In Nord Africa usano il grano siciliano senza glifosato. E noi mangiamo quello che arriva con le navi!
Chiacchierando con un agricoltore di Ramacca che produce grano duro sull’attuale annata (pessima), accertiamo che i governi dei Paesi del Nord Africa importano il grano duro siciliano. Ma prima di farlo arrivare nei propri Paesi mandano gli ispettori nei porti siciliani per controllare la salubrità del grano. Noi, in Sicilia, facciamo arrivare tutte le navi del mondo e ci mangiamo il grano senza alcun controllo preventivo!
Nel Nord Africa mangiano il grano duro siciliano e quello pugliese. Non solo. Prima di farlo arrivare lì da loro lo vengono a controllare qui, mandando in Sicilia i propri ispettori. Nei porti della nostra Isola arriva invece il grano duro da chissà dove e nessuno lo controlla: e ce lo fanno mangiare!

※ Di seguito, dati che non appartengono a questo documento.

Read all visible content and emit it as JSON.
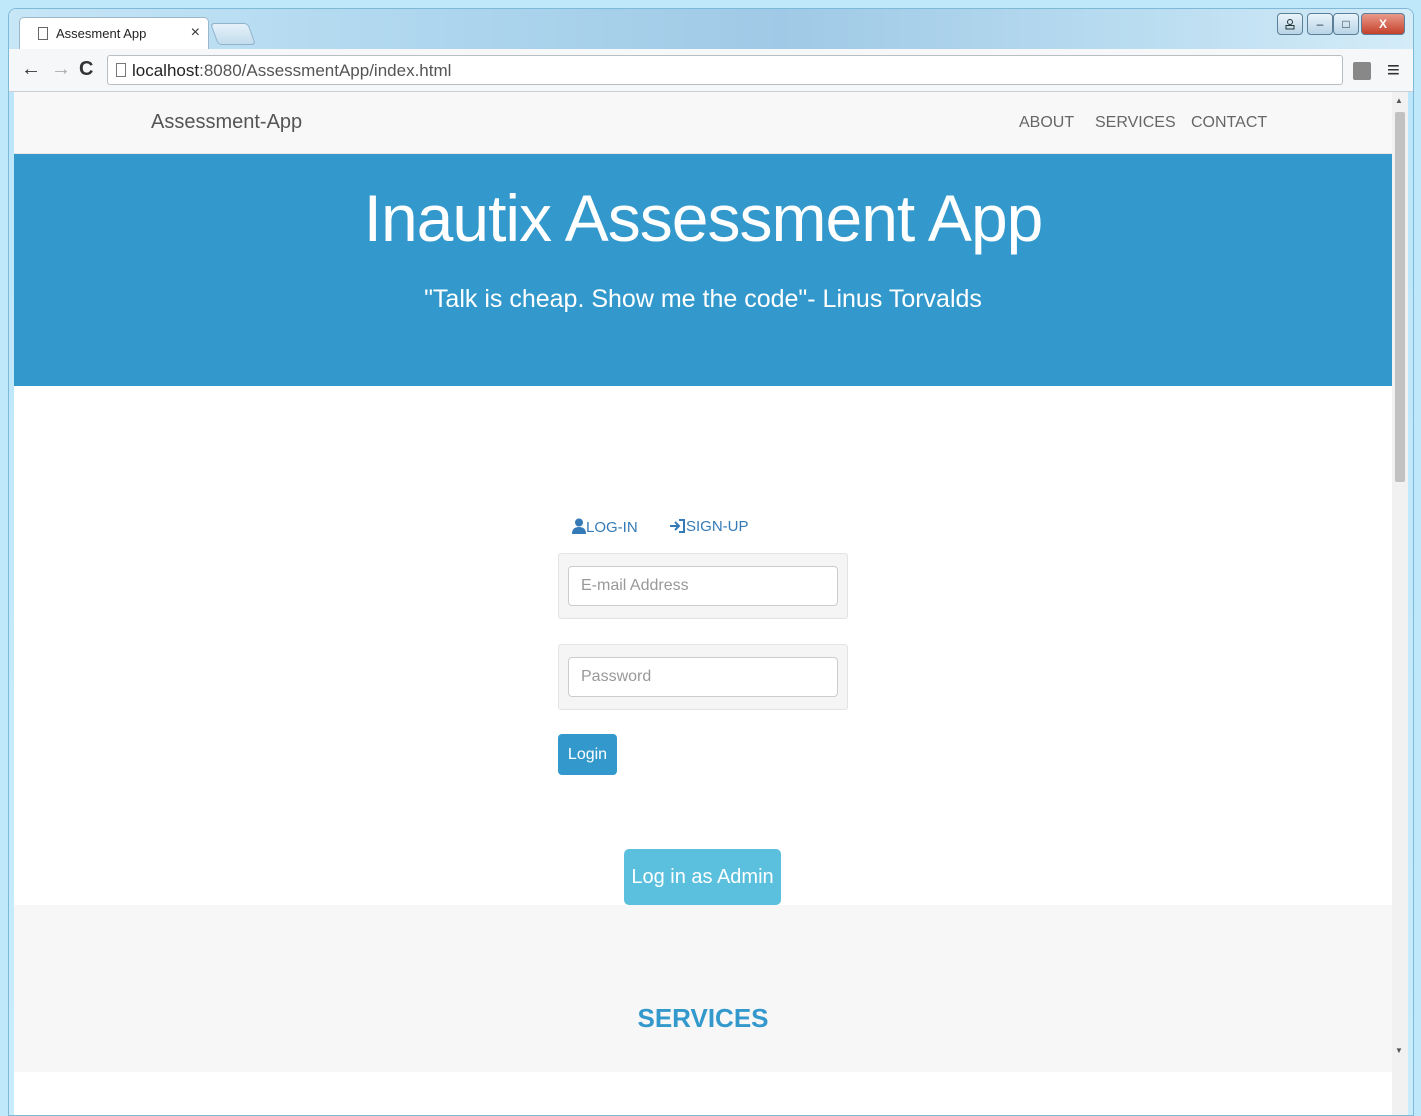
{
  "browser": {
    "tab_title": "Assesment App",
    "tab_close": "×",
    "url_host": "localhost",
    "url_path": ":8080/AssessmentApp/index.html",
    "window_controls": {
      "user": "",
      "minimize": "–",
      "maximize": "□",
      "close": "X"
    }
  },
  "site": {
    "brand": "Assessment-App",
    "nav": [
      "ABOUT",
      "SERVICES",
      "CONTACT"
    ]
  },
  "hero": {
    "title": "Inautix Assessment App",
    "subtitle": "\"Talk is cheap. Show me the code\"- Linus Torvalds"
  },
  "login": {
    "tab_login": "LOG-IN",
    "tab_signup": "SIGN-UP",
    "email_placeholder": "E-mail Address",
    "password_placeholder": "Password",
    "login_button": "Login",
    "admin_button": "Log in as Admin"
  },
  "services": {
    "heading": "SERVICES"
  },
  "colors": {
    "primary": "#3399cc",
    "info": "#5bc0de"
  }
}
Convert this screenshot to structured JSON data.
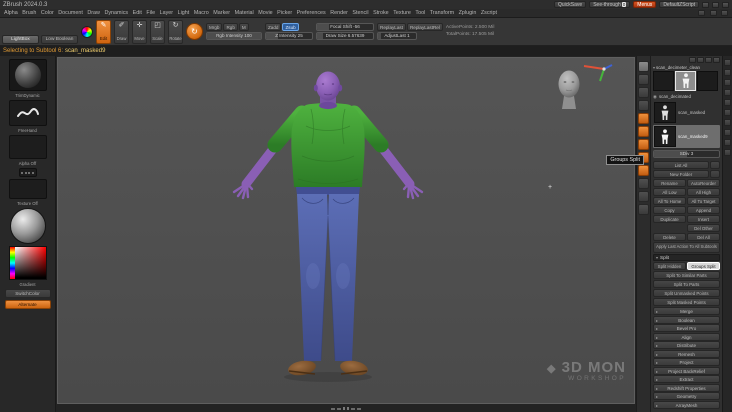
{
  "titlebar": {
    "app_title": "ZBrush 2024.0.3",
    "quicksave_label": "QuickSave",
    "see_through_label": "See-through",
    "see_through_value": "0",
    "menus_label": "Menus",
    "zscript_label": "DefaultZScript"
  },
  "menubar": {
    "items": [
      "Alpha",
      "Brush",
      "Color",
      "Document",
      "Draw",
      "Dynamics",
      "Edit",
      "File",
      "Layer",
      "Light",
      "Macro",
      "Marker",
      "Material",
      "Movie",
      "Picker",
      "Preferences",
      "Render",
      "Stencil",
      "Stroke",
      "Texture",
      "Tool",
      "Transform",
      "Zplugin",
      "Zscript"
    ]
  },
  "toolbar": {
    "lightbox_label": "LightBox",
    "low_boolean_label": "Low Boolean",
    "tools": [
      "Edit",
      "Draw",
      "Move",
      "Scale",
      "Rotate"
    ],
    "mrgb_label": "Mrgb",
    "rgb_label": "Rgb",
    "m_label": "M",
    "zadd_label": "Zadd",
    "zsub_label": "Zsub",
    "rgb_intensity": "Rgb Intensity 100",
    "z_intensity": "Z Intensity 25",
    "focal_shift": "Focal Shift -56",
    "draw_size": "Draw Size 6.57639",
    "replay_last": "ReplayLast",
    "replay_last_rel": "ReplayLastRel",
    "adjust_last": "AdjustLast 1",
    "active_points": "ActivePoints: 2.500 Mil",
    "total_points": "TotalPoints: 17.505 Mil"
  },
  "status": {
    "message": "Selecting to Subtool 6:",
    "subtool_name": "scan_masked9"
  },
  "left_tray": {
    "brush_name": "TrimDynamic",
    "stroke_name": "FreeHand",
    "alpha_label": "Alpha Off",
    "texture_label": "Texture Off",
    "gradient_label": "Gradient",
    "switch_color_label": "SwitchColor",
    "alternate_label": "Alternate"
  },
  "subtool_panel": {
    "folder_name": "scan_decimeter_clean",
    "item_decimated": "scan_decimated",
    "item_masked": "scan_masked",
    "item_masked9": "scan_masked9",
    "sdiv_label": "SDiv 3"
  },
  "tool_panel": {
    "rows": [
      {
        "l": "List All",
        "r": ""
      },
      {
        "l": "New Folder",
        "r": ""
      },
      {
        "l": "Rename",
        "r": "AutoReorder"
      },
      {
        "l": "All Low",
        "r": "All High"
      },
      {
        "l": "All To Home",
        "r": "All To Target"
      },
      {
        "l": "Copy",
        "r": "Append"
      },
      {
        "l": "Duplicate",
        "r": "Insert"
      },
      {
        "l": "",
        "r": "Del Other"
      },
      {
        "l": "Delete",
        "r": "Del All"
      }
    ],
    "apply_last_label": "Apply Last Action To All Subtools",
    "split_header": "Split",
    "split_hidden_label": "Split Hidden",
    "groups_split_label": "Groups Split",
    "split_rows": [
      "Split To Similar Parts",
      "Split To Parts",
      "Split Unmasked Points",
      "Split Masked Points"
    ],
    "sections": [
      "Merge",
      "Boolean",
      "Bevel Pro",
      "Align",
      "Distribute",
      "Remesh",
      "Project",
      "Project BackRelief",
      "Extract",
      "Redshift Properties",
      "Geometry",
      "ArrayMesh"
    ]
  },
  "canvas": {
    "tooltip": "Groups Split",
    "watermark_line1": "3D MON",
    "watermark_line2": "WORKSHOP"
  },
  "icons": {
    "collapse_arrow": "▸",
    "expand_arrow": "▾",
    "eye": "◉",
    "edit_tool": "✎",
    "draw_tool": "✐",
    "move_tool": "✛",
    "scale_tool": "◰",
    "rotate_tool": "↻",
    "rotate_ring": "↻",
    "crosshair": "+",
    "diamond": "◆"
  },
  "colors": {
    "accent_orange": "#e0761f",
    "menus_red": "#c03a1a",
    "zsub_blue": "#2f5f9e",
    "mask_purple": "#8a5fb5",
    "shirt_green": "#3da437",
    "jeans_blue": "#5668b2",
    "canvas_gray": "#4e4e4e"
  }
}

Una cosa del genere l’avevamo intuita nell’ottobre dello scorso anno, quando abbiamo scritto un articolo in cui raccontavamo che in Nord Africa, per preparare il cus cus non vogliono il grano duro al glifosato e, di conseguenza, mangiano solo il grano duro siciliano e pugliese che matura al sole, naturalmente, senza uso di glifosato.
Ora quello che immaginavamo ci viene raccontato, per filo e per segno, da Carmelo Allegra, produttore di grano duro a Ramacca, in provincia di Catania. Abbiamo scambiato con lui quattro chiacchiere su come sta andando l’annata del grano duro in Sicilia.
Così abbiamo appreso che è una brutta annata, quella che è iniziata in questi giorni. Basse produzioni a causa della siccità (ha torto il professore Silvano Riggio quando dice che la Sicilia è ormai entrata nella bolla sahariana?) e prezzi bassi. In economia sarebbe una contraddizione: perché al diminuire dell’offerta, si sa, il prezzo dovrebbe schizzare all’insù. Non è così nella nostra Isola e, in generale, nel Sud, dove l’offerta di grano duro non manca mai, visto che siamo letteralmente sommersi dalle navi cariche di grano duro.
Non solo. Anche se, in certi momenti dell’anno, l’offerta di grano estero si assottiglia e cresce la domanda di grano duro del Sud Italia, il prezzo si mantiene lo stesso basso per via degli ‘ammuini’ sul volume degli scambi.
Insomma, gli agricoltori che producono grano duro nel Sud e, in particolare, in Sicilia di problemi ne hanno tanti. A cominciare dal più grave di tutti: l’assenza pressoché totale della politica.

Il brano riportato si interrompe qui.